Perché questa svolta tocca anche chi non lavora nel tech
Quando si parla di licenziamenti nelle Big Tech, è facile pensare a stipendi alti, campus aziendali e professioni lontane dalla vita di tutti i giorni. Ma gli effetti arrivano anche fuori da lì. Se le grandi piattaforme tagliano in assistenza, sviluppo, moderazione, product team o funzioni operative, cambia anche l’esperienza di chi usa quei servizi: tempi più lunghi, servizi più standardizzati, più automazione e meno possibilità di parlare con una persona vera quando qualcosa va storto. Chi ha già provato a chiedere un rimborso online o a contestare un blocco su una piattaforma sa bene quanto il confine tra efficienza e frustrazione sia sottile.
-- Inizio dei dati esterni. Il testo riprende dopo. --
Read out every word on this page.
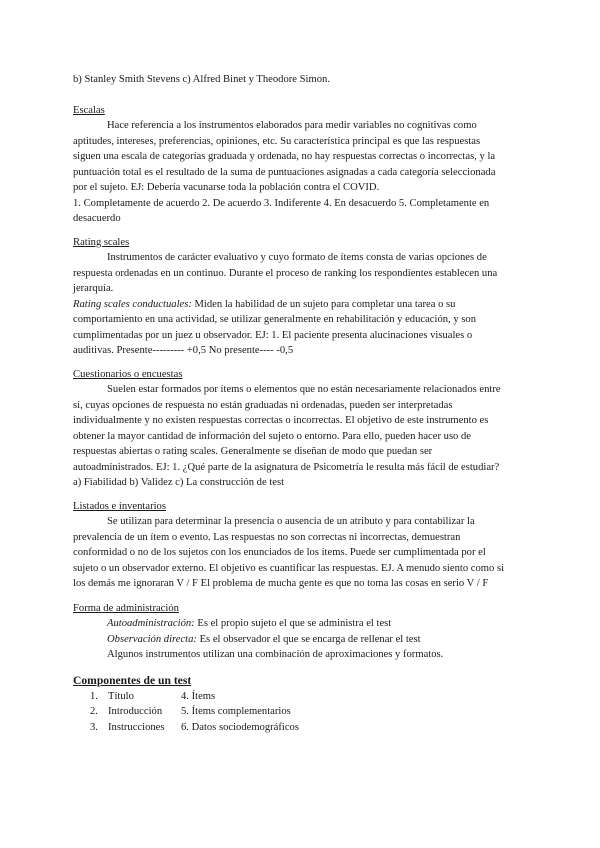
b) Stanley Smith Stevens c) Alfred Binet y Theodore Simon.
Escalas
Hace referencia a los instrumentos elaborados para medir variables no cognitivas como
aptitudes, intereses, preferencias, opiniones, etc. Su característica principal es que las respuestas
siguen una escala de categorías graduada y ordenada, no hay respuestas correctas o incorrectas, y la
puntuación total es el resultado de la suma de puntuaciones asignadas a cada categoría seleccionada
por el sujeto. EJ: Debería vacunarse toda la población contra el COVID.
1. Completamente de acuerdo 2. De acuerdo 3. Indiferente 4. En desacuerdo 5. Completamente en
desacuerdo
Rating scales
Instrumentos de carácter evaluativo y cuyo formato de ítems consta de varias opciones de
respuesta ordenadas en un continuo. Durante el proceso de ranking los respondientes establecen una
jerarquía.
Rating scales conductuales: Miden la habilidad de un sujeto para completar una tarea o su
comportamiento en una actividad, se utilizar generalmente en rehabilitación y educación, y son
cumplimentadas por un juez u observador. EJ: 1. El paciente presenta alucinaciones visuales o
auditivas. Presente--------- +0,5 No presente---- -0,5
Cuestionarios o encuestas
Suelen estar formados por ítems o elementos que no están necesariamente relacionados entre
sí, cuyas opciones de respuesta no están graduadas ni ordenadas, pueden ser interpretadas
individualmente y no existen respuestas correctas o incorrectas. El objetivo de este instrumento es
obtener la mayor cantidad de información del sujeto o entorno. Para ello, pueden hacer uso de
respuestas abiertas o rating scales. Generalmente se diseñan de modo que puedan ser
autoadministrados. EJ: 1. ¿Qué parte de la asignatura de Psicometría le resulta más fácil de estudiar?
a) Fiabilidad b) Validez c) La construcción de test
Listados e inventarios
Se utilizan para determinar la presencia o ausencia de un atributo y para contabilizar la
prevalencia de un ítem o evento. Las respuestas no son correctas ni incorrectas, demuestran
conformidad o no de los sujetos con los enunciados de los ítems. Puede ser cumplimentada por el
sujeto o un observador externo. El objetivo es cuantificar las respuestas. EJ. A menudo siento como si
los demás me ignoraran V / F El problema de mucha gente es que no toma las cosas en serio V / F
Forma de administración
Autoadministración: Es el propio sujeto el que se administra el test
Observación directa: Es el observador el que se encarga de rellenar el test
Algunos instrumentos utilizan una combinación de aproximaciones y formatos.
Componentes de un test
1. Título	4. Ítems
2. Introducción 5. Ítems complementarios
3. Instrucciones 6. Datos sociodemográficos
C’è poi un effetto più largo, che riguarda il lavoro in generale. Il tech, spesso, ha anticipato modelli poi copiati altrove: smart working, organizzazioni snelle, cultura del dato, outsourcing, controllo continuo delle performance. Se ora anticipa anche l’idea di un’azienda più leggera, con meno ruoli generalisti e più dipendenza dagli strumenti di intelligenza artificiale, il resto dell’economia guarda e prende nota. Il paradosso del 2026 è tutto qui: l’AI crea nuova domanda per profili molto specializzati — machine learning, data engineering, sicurezza, governance dei modelli — ma restringe lo spazio per molte funzioni intermedie. Non è una semplice riduzione. È una polarizzazione del lavoro.
Per i cittadini, tradotto, significa una cosa piuttosto chiara: la trasformazione digitale non porta solo servizi più veloci o app più intelligenti. Porta anche un mercato del lavoro più selettivo, più duro con chi non aggiorna le proprie competenze. E alla fine la domanda vera forse non è se l’AI sostituirà tutti, formula troppo grande e spesso usata male. La domanda è molto più concreta: quante aziende, dopo aver visto cosa stanno facendo le Big Tech, inizieranno a chiedersi se servono ancora gli stessi ruoli, lo stesso numero di persone, lo stesso tipo di organizzazione.